На секунду я пришла в замешательство:

— Кэролайн, если бы ты только поняла, насколько неприятно мне сознавать, что ты морочишь мне голову, ты сообразила бы, почему я обращаюсь с тобой так скверно.

— Я не об этом, — нетерпеливо пробормотала она. — Прекрати поиски моего отца, я хотела сказать.

— Что?! — воскликнула я. — Два дня назад ты, хлопая своими наивными голубыми глазами, умоляла меня, а затем патетически заявила, что рассчитываешь на меня.

— Это было тогда. Тогда я не понимала… я не знала… во всяком случае, именно поэтому мне и необходимо увидеть тебя лично. Ты не сможешь понять все это, говоря со мной по телефону, раз ты так раздражена. Я просто прошу тебя: не предпринимай больше никаких попыток, пока я не поговорю с тобой лично… ради Бога.

Не скажу, что в ее голосе не ощущалось панической угрозы.
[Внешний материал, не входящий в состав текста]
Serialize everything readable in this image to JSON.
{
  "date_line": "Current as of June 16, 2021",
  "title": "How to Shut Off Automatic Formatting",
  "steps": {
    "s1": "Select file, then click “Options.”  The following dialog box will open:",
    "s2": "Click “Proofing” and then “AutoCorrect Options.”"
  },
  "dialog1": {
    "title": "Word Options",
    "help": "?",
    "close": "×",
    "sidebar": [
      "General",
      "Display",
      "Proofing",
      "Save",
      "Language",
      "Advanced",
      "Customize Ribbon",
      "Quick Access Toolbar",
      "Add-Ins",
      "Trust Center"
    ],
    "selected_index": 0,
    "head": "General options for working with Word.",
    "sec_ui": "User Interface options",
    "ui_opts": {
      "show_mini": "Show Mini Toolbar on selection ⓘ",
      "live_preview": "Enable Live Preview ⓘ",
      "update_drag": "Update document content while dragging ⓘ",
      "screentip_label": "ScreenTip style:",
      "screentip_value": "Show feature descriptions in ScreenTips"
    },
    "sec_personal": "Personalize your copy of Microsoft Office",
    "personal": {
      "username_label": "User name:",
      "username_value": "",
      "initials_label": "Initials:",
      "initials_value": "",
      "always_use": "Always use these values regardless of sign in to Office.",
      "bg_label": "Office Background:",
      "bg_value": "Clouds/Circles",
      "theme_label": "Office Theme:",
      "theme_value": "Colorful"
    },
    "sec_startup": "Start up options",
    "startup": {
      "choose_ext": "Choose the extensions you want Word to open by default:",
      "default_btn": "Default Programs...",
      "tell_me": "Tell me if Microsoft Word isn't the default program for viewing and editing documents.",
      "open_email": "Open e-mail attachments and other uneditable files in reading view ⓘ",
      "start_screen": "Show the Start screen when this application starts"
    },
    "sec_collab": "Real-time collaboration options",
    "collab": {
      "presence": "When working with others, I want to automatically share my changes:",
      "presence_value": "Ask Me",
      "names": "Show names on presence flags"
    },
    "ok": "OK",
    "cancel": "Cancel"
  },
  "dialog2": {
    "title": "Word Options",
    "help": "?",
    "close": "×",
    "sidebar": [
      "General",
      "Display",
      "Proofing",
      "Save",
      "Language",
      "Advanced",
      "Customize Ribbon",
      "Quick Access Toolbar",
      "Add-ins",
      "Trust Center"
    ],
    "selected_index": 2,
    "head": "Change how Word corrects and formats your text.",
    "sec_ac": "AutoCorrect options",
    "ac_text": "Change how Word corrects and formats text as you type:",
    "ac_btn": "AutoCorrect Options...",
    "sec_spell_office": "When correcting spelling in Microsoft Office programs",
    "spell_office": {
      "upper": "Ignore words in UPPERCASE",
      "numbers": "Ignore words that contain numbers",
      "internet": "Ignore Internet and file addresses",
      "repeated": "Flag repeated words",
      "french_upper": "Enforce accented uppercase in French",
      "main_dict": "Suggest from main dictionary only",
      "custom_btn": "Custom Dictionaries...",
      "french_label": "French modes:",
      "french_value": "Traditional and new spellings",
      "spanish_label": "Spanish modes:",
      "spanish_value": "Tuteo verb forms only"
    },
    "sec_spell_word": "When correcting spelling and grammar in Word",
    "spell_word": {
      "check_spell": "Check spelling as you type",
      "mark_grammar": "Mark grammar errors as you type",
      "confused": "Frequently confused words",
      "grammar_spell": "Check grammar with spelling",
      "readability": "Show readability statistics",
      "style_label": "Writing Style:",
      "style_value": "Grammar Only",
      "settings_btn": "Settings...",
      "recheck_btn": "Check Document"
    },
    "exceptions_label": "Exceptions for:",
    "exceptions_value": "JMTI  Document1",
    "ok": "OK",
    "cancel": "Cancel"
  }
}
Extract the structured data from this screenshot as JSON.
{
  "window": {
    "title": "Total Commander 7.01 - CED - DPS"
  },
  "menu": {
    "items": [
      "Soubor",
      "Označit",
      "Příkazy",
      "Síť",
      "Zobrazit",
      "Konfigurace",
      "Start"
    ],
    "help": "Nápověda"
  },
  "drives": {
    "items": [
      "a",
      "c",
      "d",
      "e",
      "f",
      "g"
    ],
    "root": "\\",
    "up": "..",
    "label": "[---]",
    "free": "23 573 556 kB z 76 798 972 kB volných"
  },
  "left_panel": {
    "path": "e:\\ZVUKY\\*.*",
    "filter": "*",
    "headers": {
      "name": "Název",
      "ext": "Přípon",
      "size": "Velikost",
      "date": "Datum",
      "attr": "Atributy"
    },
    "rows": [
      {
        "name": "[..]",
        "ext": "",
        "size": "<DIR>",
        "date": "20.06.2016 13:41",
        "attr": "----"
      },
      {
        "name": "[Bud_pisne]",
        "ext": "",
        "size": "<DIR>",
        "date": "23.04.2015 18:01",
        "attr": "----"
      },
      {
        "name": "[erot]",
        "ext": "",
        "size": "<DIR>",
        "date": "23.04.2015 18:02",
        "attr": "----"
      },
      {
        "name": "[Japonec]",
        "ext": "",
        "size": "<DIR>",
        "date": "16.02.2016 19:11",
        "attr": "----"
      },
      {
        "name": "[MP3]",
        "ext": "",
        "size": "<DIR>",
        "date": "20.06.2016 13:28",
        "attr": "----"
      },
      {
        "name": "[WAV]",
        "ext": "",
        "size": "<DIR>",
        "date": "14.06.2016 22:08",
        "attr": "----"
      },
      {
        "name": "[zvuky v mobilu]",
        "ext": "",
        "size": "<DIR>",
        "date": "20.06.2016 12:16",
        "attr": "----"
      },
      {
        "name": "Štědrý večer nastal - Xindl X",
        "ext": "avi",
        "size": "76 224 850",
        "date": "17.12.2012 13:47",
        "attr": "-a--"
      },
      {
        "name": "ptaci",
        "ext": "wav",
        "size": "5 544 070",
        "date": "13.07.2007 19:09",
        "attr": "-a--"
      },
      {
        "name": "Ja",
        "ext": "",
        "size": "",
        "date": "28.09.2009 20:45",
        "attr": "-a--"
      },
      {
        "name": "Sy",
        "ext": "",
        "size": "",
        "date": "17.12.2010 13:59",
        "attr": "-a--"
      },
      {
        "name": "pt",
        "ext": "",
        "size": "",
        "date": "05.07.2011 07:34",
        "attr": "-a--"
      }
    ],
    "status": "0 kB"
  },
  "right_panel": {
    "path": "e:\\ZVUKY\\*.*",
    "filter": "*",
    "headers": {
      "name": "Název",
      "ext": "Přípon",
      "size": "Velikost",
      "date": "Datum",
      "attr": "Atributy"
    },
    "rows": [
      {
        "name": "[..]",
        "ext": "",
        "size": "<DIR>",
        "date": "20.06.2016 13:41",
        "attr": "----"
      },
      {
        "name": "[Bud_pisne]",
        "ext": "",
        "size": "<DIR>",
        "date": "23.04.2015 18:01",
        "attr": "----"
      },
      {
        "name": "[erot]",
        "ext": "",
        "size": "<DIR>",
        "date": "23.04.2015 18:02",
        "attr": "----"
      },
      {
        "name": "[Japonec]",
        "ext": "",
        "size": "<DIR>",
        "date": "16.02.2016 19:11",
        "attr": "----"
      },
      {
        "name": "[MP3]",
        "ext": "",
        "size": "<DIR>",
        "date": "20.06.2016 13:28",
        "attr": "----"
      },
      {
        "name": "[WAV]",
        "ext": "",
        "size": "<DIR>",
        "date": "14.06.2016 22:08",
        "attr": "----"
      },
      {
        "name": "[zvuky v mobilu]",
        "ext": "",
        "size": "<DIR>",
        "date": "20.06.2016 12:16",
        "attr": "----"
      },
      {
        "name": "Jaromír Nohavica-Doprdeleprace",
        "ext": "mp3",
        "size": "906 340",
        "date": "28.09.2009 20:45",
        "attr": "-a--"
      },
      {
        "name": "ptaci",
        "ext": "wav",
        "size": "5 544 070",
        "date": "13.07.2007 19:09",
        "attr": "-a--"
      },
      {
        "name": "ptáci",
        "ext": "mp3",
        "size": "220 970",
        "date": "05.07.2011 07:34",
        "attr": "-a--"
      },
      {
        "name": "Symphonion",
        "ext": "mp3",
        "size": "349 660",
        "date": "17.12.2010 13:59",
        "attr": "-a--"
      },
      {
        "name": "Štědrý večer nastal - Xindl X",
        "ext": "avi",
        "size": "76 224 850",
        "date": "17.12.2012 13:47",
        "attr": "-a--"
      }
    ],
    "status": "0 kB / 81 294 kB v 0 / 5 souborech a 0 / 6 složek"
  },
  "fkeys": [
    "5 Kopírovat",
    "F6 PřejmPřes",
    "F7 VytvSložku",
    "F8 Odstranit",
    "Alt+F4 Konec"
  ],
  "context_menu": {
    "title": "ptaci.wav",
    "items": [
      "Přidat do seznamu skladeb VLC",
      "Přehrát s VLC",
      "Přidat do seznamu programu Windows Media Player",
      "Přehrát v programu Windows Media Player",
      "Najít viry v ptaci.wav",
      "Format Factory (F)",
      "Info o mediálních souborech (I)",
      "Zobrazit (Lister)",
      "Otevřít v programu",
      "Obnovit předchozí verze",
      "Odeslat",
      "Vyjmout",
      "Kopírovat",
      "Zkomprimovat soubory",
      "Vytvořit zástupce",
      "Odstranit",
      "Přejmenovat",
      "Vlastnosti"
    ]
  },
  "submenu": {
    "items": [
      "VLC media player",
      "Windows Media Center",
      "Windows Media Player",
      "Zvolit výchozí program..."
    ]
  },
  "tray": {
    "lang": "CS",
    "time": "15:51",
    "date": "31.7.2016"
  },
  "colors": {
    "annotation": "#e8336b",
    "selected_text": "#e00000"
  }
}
Мысль моя заработала. Кэролайн знает о Пановски и вредительстве на заводе?.. Да нет, она не знает…

— Ты слишком опоздала, дитя, — наконец ответила я.

— Ты имеешь в виду, что нашла его?

— О нет! Я имею в виду, что прекратить расследование не в твоей власти.

— Вик, я наняла тебя. Я могу и уволить тебя! — сказала она с пугающей непреклонностью.

— Нет, — повторила я твердо. — Ты могла бы сделать это… на прошлой неделе. Но расследование пошло на новый виток. Ты не можешь уволить меня. То есть я не это хотела сказать. Разумеется, ты можешь уволить меня. Вернее, ты можешь только поставить меня об этом в известность и не заплатить мне, но ты уже не властна остановить мое расследование. И самое главное, почему ты не можешь этого сделать, заключается в том, что ты не рассказала мне о Ферраро и Пановски.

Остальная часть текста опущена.